Article: Capecelatro, J; Desjardins, O; Fox, RO; (2016) “Strongly Coupled Fluid-Particle Flows in Vertical Channels. II. Turbulence Modeling”, Physics of Fluids, 28 (3)
Abstract: In Part I, simulations of strongly coupled fluid-particle flow in a vertical channel were performed with the purpose of understanding, in general, the fundamental physics of wall-bounded multiphase turbulence and, in particular, the roles of the spatially correlated and uncorrelated components of the particle velocity. The exact Reynolds-averaged (RA) equations for high-mass-loading suspensions were presented, and the unclosed terms that are retained in the context of fully developed channel flow were evaluated in an Eulerian-Lagrangian (EL) framework. Here, data from the EL simulations are used to validate a multiphase Reynolds-stress model (RSM) that predicts the wall-normal distribution of the two-phase, one-point turbulence statistics up to second order. It is shown that the anisotropy of the Reynolds stresses both near the wall and far away is a crucial component for predicting the distribution of the RA particle-phase volume fraction. Moreover, the decomposition of the phase-average (PA) particle-phase fluctuating energy into the spatially correlated and uncorrelated components is necessary to account for the boundary conditions at the wall. When these factors are properly accounted for in the RSM, the agreement with the EL turbulence statistics is satisfactory at first order (e.g., PA velocities) but less so at second order (e.g., PA turbulent kinetic energy). Finally, an algebraic stress model for the PA particle-phase pressure tensor and the Reynolds stresses is derived from the RSM using the weak-equilibrium assumption. (C) 2016 AIP Publishing LLC.

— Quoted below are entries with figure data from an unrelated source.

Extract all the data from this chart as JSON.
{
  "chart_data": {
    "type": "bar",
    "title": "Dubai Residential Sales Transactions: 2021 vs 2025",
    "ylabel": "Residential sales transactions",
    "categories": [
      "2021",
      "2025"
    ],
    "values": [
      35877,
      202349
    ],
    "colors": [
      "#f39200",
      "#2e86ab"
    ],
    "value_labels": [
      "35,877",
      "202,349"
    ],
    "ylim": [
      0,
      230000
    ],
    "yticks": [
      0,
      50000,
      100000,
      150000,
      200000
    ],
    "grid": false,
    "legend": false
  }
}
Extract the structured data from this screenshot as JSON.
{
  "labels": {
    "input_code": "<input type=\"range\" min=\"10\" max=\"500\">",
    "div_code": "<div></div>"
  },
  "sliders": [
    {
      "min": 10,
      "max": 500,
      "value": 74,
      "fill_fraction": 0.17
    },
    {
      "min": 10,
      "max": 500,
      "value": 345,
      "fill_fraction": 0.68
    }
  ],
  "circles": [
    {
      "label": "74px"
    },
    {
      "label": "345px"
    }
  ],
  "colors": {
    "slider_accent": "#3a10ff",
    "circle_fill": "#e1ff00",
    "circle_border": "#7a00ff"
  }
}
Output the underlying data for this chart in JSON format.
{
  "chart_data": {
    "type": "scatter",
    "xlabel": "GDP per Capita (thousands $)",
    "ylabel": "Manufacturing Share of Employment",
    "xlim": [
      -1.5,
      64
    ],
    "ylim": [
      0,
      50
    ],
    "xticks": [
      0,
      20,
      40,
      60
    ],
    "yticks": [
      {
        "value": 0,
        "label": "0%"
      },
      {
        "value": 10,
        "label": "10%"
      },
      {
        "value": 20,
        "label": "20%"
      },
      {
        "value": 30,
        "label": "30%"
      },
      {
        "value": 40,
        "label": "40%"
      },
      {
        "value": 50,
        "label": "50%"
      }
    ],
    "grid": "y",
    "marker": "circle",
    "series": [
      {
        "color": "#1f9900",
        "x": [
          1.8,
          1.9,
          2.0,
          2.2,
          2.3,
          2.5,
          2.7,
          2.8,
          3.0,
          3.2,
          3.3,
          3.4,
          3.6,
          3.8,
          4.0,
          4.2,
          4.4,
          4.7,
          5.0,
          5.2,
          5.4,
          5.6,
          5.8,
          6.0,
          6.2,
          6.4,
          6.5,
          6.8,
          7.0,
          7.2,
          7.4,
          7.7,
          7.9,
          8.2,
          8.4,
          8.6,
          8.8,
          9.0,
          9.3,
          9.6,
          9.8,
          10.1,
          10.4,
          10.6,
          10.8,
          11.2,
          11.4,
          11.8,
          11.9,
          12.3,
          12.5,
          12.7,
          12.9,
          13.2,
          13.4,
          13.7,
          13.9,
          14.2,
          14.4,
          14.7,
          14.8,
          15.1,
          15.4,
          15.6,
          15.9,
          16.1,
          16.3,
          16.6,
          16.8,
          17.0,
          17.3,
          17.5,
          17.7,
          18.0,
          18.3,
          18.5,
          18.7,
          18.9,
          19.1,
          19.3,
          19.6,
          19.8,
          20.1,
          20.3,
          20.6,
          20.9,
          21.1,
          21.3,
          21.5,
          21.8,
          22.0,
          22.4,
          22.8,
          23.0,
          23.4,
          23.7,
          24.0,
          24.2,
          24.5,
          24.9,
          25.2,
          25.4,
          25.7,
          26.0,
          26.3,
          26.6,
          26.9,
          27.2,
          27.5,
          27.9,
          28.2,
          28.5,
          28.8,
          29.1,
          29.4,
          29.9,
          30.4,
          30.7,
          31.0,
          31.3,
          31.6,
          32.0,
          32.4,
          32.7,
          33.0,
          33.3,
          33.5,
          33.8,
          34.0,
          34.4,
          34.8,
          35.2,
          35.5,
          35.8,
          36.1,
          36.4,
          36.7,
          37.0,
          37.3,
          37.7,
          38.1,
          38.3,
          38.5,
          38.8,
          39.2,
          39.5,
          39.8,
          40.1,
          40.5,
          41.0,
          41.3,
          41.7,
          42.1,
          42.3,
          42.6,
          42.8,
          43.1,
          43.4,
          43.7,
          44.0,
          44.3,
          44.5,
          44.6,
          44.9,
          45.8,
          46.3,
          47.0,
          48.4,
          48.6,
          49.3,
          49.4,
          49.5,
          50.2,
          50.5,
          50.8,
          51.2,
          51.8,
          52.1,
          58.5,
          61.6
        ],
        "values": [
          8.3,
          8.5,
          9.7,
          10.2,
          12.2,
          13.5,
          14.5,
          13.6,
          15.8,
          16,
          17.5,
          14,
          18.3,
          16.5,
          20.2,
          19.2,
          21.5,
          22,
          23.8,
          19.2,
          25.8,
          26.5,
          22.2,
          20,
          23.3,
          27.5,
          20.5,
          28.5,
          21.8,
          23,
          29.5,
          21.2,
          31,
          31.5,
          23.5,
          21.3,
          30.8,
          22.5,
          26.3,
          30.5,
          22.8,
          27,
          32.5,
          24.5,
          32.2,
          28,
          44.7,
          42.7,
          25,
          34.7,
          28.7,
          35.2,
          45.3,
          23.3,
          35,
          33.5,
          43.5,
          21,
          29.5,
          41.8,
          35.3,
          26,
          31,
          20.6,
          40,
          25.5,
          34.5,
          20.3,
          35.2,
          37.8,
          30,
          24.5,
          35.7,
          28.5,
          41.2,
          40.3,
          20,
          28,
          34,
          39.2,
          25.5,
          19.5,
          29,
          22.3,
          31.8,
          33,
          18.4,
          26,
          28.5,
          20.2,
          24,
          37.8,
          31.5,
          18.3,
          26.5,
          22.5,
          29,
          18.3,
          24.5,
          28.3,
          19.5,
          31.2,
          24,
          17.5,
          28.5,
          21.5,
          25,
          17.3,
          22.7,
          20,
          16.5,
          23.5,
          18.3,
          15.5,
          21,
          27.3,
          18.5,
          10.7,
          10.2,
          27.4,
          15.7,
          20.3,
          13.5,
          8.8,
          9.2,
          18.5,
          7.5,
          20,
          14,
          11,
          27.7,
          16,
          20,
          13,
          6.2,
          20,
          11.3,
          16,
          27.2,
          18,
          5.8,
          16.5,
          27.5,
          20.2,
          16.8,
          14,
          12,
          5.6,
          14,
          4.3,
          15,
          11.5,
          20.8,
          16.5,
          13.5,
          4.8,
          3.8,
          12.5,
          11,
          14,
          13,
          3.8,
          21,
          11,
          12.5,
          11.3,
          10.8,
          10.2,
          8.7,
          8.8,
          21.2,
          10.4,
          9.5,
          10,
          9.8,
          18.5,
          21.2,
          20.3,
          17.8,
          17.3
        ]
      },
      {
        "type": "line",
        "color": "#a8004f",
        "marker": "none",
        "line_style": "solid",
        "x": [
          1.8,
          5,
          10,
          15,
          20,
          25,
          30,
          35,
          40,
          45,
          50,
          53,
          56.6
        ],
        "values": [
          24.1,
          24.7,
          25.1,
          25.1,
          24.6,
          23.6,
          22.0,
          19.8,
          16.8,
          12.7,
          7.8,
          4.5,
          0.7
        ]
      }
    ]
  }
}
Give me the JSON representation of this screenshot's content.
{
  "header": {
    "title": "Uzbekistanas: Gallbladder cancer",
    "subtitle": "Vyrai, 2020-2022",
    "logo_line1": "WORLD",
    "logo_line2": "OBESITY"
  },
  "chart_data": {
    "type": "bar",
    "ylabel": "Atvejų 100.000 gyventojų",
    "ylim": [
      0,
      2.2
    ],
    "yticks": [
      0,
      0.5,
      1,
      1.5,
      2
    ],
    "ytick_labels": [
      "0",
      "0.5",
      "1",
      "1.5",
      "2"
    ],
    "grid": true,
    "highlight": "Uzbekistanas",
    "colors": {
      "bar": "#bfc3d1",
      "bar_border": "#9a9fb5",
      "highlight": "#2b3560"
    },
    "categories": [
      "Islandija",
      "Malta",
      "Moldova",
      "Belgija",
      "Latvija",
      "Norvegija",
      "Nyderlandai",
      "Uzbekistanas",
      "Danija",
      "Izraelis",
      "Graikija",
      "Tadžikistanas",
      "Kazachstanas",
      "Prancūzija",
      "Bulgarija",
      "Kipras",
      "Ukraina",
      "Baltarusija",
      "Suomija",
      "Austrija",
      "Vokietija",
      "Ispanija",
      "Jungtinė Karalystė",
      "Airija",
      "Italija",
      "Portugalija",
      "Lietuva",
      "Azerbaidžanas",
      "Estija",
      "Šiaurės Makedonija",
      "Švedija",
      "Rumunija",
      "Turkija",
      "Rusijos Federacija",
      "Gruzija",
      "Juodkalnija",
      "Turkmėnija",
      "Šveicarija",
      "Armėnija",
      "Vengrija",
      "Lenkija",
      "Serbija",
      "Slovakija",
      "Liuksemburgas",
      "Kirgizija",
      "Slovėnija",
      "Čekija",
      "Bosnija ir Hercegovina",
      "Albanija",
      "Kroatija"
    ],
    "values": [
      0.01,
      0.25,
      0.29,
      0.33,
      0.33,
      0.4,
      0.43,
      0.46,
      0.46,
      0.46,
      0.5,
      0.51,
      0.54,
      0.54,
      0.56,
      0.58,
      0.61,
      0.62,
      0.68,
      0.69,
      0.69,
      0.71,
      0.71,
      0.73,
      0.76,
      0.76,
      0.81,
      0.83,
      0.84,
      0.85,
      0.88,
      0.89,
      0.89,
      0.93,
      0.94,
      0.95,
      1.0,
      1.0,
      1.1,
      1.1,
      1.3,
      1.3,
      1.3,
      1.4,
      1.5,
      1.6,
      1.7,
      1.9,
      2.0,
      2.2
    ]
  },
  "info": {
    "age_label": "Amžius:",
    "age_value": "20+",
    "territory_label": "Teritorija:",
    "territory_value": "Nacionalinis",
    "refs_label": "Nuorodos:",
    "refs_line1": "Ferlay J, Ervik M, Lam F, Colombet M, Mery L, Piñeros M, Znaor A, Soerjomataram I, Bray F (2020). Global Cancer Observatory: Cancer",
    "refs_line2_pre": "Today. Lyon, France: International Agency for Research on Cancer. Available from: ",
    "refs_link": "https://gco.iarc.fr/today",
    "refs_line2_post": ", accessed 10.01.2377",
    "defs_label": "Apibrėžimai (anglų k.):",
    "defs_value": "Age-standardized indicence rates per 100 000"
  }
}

Funding Acknowledgement: European Union [246556]; US National Science Foundation [CBET-1437865, CBET-1437903]
Funding Text: The research leading to the results reported in this work has received funding from the European Union Seventh Framework Programme (No. FP7/2007-2013) under Grant Agreement No. 246556, and from the US National Science Foundation under Grant Nos. CBET-1437865 and CBET-1437903.